Donald Trump’s foreign policy may invite even more confusion. 

For reasons suggested above, I do not think neoisolationism is a viable option, leaving the choices between the first two options. Neither is without some drawbacks.

Neoconservatism seems a recipe for constant military intervention, raises questions about the limits of hard power and whether we can afford primacy, paying for both guns and butter; it invites charges of arrogance and puts a bulls-eye on our back. 

Liberal internationalism raises questions about the limits of soft power and whether it invites perceptions of weakness and whether we are naïve to rely so heavily on international organization and law and on Lyndon Johnson’s bromide that “ít is better to have your enemy inside the tent pissing out than outside the tent pissing in,” as if we know what it would take to get the likes of North Korea and al-Qaida inside the tent.

Both neoconservativism and liberal internationalism share a moralistic streak in the tradition of Woodrow Wilson, raising the question of whether we have the right and the capacity to spread our democratic values and do regime change in Libya, Syria, Afghanistan or anywhere else.
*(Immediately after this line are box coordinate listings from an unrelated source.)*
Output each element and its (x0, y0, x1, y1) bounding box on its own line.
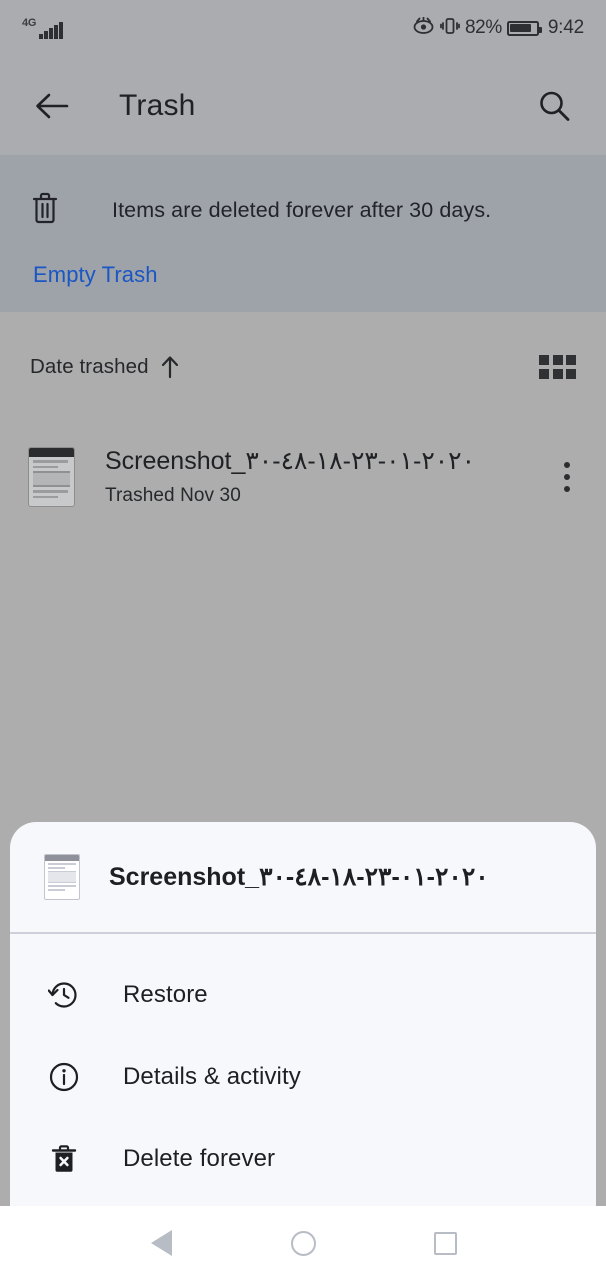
screenshot-thumbnail (44, 854, 80, 900)
banner-message: Items are deleted forever after 30 days. (112, 198, 492, 222)
list-item[interactable]: Screenshot_٢٠٢٠-٠١-٢٣-١٨-٤٨-٣٠ Trashed N… (0, 426, 606, 528)
status-signal-group: 4G (22, 16, 63, 39)
nav-recents-icon[interactable] (417, 1215, 473, 1271)
battery-percent-label: 82% (464, 17, 502, 38)
empty-trash-button[interactable]: Empty Trash (33, 262, 158, 288)
signal-bars-icon (39, 21, 63, 39)
nav-back-icon[interactable] (133, 1215, 189, 1271)
trash-info-banner: Items are deleted forever after 30 days.… (0, 155, 606, 312)
bottom-sheet-header: Screenshot_٢٠٢٠-٠١-٢٣-١٨-٤٨-٣٠ (10, 822, 596, 932)
app-bar: Trash (0, 56, 606, 155)
list-item-text: Screenshot_٢٠٢٠-٠١-٢٣-١٨-٤٨-٣٠ Trashed N… (105, 447, 552, 507)
menu-item-label: Restore (123, 980, 208, 1008)
trash-icon (30, 191, 60, 230)
sort-label[interactable]: Date trashed (30, 355, 149, 379)
menu-item-details-activity[interactable]: Details & activity (10, 1036, 596, 1118)
vibrate-icon (440, 17, 460, 40)
menu-item-delete-forever[interactable]: Delete forever (10, 1118, 596, 1200)
screenshot-thumbnail (28, 447, 75, 507)
bottom-sheet: Screenshot_٢٠٢٠-٠١-٢٣-١٨-٤٨-٣٠ Restore D… (10, 822, 596, 1206)
phone-screen: 4G 82% 9:42 Trash Items are deleted fore… (0, 0, 606, 1280)
grid-view-icon[interactable] (539, 355, 576, 379)
eye-comfort-icon (412, 16, 435, 39)
status-right-group: 82% 9:42 (412, 16, 584, 40)
restore-history-icon (44, 979, 84, 1011)
bottom-sheet-file-name: Screenshot_٢٠٢٠-٠١-٢٣-١٨-٤٨-٣٠ (109, 863, 489, 891)
info-circle-icon (44, 1061, 84, 1093)
android-nav-bar (0, 1206, 606, 1280)
menu-item-label: Delete forever (123, 1144, 276, 1172)
battery-icon (506, 20, 542, 36)
arrow-up-icon[interactable] (160, 355, 180, 379)
banner-message-row: Items are deleted forever after 30 days. (30, 191, 576, 230)
back-arrow-icon[interactable] (30, 84, 74, 128)
sort-row: Date trashed (0, 312, 606, 422)
delete-forever-icon (44, 1143, 84, 1175)
file-name: Screenshot_٢٠٢٠-٠١-٢٣-١٨-٤٨-٣٠ (105, 447, 476, 476)
file-subtitle: Trashed Nov 30 (105, 484, 241, 506)
clock-label: 9:42 (547, 17, 584, 38)
menu-item-label: Details & activity (123, 1062, 301, 1090)
bottom-sheet-menu: Restore Details & activity Delete foreve… (10, 934, 596, 1200)
network-type-label: 4G (22, 16, 37, 29)
nav-home-icon[interactable] (275, 1215, 331, 1271)
search-icon[interactable] (532, 84, 576, 128)
more-vertical-icon[interactable] (552, 452, 582, 502)
status-bar: 4G 82% 9:42 (0, 0, 606, 56)
menu-item-restore[interactable]: Restore (10, 954, 596, 1036)
page-title: Trash (119, 88, 196, 122)
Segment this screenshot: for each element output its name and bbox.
The toughest issue we face today is when, if ever, to engage in military intervention. Our penchant for frequent interventionism during the Cold War has continued into the post-Cold War era, leading some to criticize the United States as involved in “permanent war.” No doubt, we overintervene. 

But should the United States stand by and merely watch as an overseas actor rapes children, beheads people of another faith, destroys treasured antiquities and performs other atrocities, as ISIS did? Or are we obligated on occasion to engage in humanitarian intervention? And are there not instances when our vital interests are at stake, such as in Afghanistan where, even though we risk a Vietnam-style quagmire engaging in a seemingly endless counterinsurgency conflict, failure to do so risks leaving a safe haven for terrorists?  

There are many profound dilemmas in world politics today, often posing damned if we do, damned if we don’t choices. Difficult as these issues are, our leadership, along with the public, cannot afford to remain silent about them.

One hopes to hear more discussion of foreign policy concerns in the upcoming election season.

J. Martin Rochester, Curators’ Teaching Professor of Political Science at the University of Missouri-St. Louis, is author of 10 books on international and American politics, including his latest: “New Warfare: Rethinking Rules for An Unruly World.”